100k input tokens and 50k output tokens for a content batch.
How this token cost calculator works
A token cost calculator is the fastest way to translate model pricing into a real number. AI providers usually publish prices per one million tokens, but developers often think in individual prompts, documents, conversations, or batch jobs. This creates a gap between the pricing table and the decision you need to make. By entering the number of input tokens and output tokens, you can estimate what one unit of work will cost.
Input and output tokens usually have different prices. Output tokens are often more expensive because generation requires more inference work from the provider. That means two prompts with the same total token count can have different costs depending on whether most tokens are sent to the model or generated by it. For example, a classification job may have many input tokens but a tiny output, while a writing assistant may generate long answers and become more output-heavy.

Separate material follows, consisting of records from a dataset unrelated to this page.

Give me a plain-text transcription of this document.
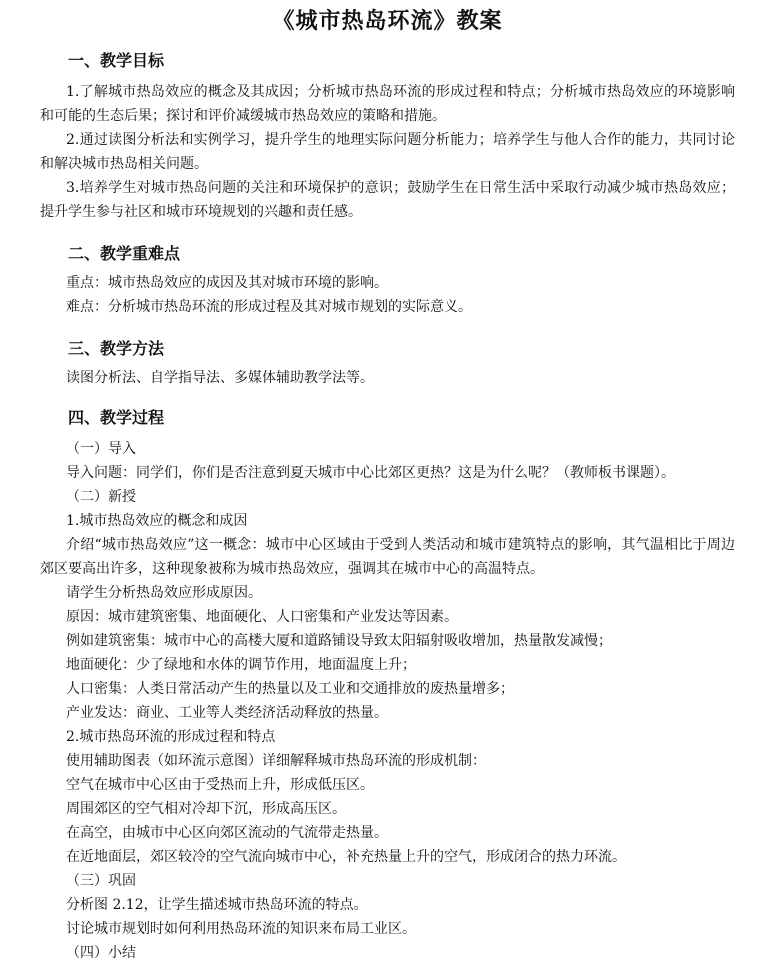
《城市热岛环流》教案
一、教学目标
1.了解城市热岛效应的概念及其成因；分析城市热岛环流的形成过程和特点；分析城市热岛效应的环境影响和可能的生态后果；探讨和评价减缓城市热岛效应的策略和措施。
2.通过读图分析法和实例学习，提升学生的地理实际问题分析能力；培养学生与他人合作的能力，共同讨论和解决城市热岛相关问题。
3.培养学生对城市热岛问题的关注和环境保护的意识；鼓励学生在日常生活中采取行动减少城市热岛效应；提升学生参与社区和城市环境规划的兴趣和责任感。
二、教学重难点
重点：城市热岛效应的成因及其对城市环境的影响。
难点：分析城市热岛环流的形成过程及其对城市规划的实际意义。
三、教学方法
读图分析法、自学指导法、多媒体辅助教学法等。
四、教学过程
（一）导入
导入问题：同学们，你们是否注意到夏天城市中心比郊区更热？这是为什么呢？（教师板书课题）。
（二）新授
1.城市热岛效应的概念和成因
介绍“城市热岛效应”这一概念：城市中心区域由于受到人类活动和城市建筑特点的影响，其气温相比于周边郊区要高出许多，这种现象被称为城市热岛效应，强调其在城市中心的高温特点。
请学生分析热岛效应形成原因。
原因：城市建筑密集、地面硬化、人口密集和产业发达等因素。
例如建筑密集：城市中心的高楼大厦和道路铺设导致太阳辐射吸收增加，热量散发减慢；
地面硬化：少了绿地和水体的调节作用，地面温度上升；
人口密集：人类日常活动产生的热量以及工业和交通排放的废热量增多；
产业发达：商业、工业等人类经济活动释放的热量。
2.城市热岛环流的形成过程和特点
使用辅助图表（如环流示意图）详细解释城市热岛环流的形成机制：
空气在城市中心区由于受热而上升，形成低压区。
周围郊区的空气相对冷却下沉，形成高压区。
在高空，由城市中心区向郊区流动的气流带走热量。
在近地面层，郊区较冷的空气流向城市中心，补充热量上升的空气，形成闭合的热力环流。
（三）巩固
分析图 2.12，让学生描述城市热岛环流的特点。
讨论城市规划时如何利用热岛环流的知识来布局工业区。
（四）小结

This calculator is useful for prompt engineering, batch processing, internal tools, and usage-based SaaS planning. You can paste token counts from your logs, estimate a workflow before shipping it, or compare how much the same job costs across several models. For early planning, use conservative token counts. Conversation history, retrieval context, hidden system prompts, and retries often increase the real number of tokens more than expected.
The calculation uses simple public per-million-token rates. It does not apply provider-specific discounts such as cached input, batch API discounts, promotional credits, or enterprise pricing. That simplicity is intentional. For most product planning, a clear baseline estimate is more useful than a complex billing simulator that hides the core economics.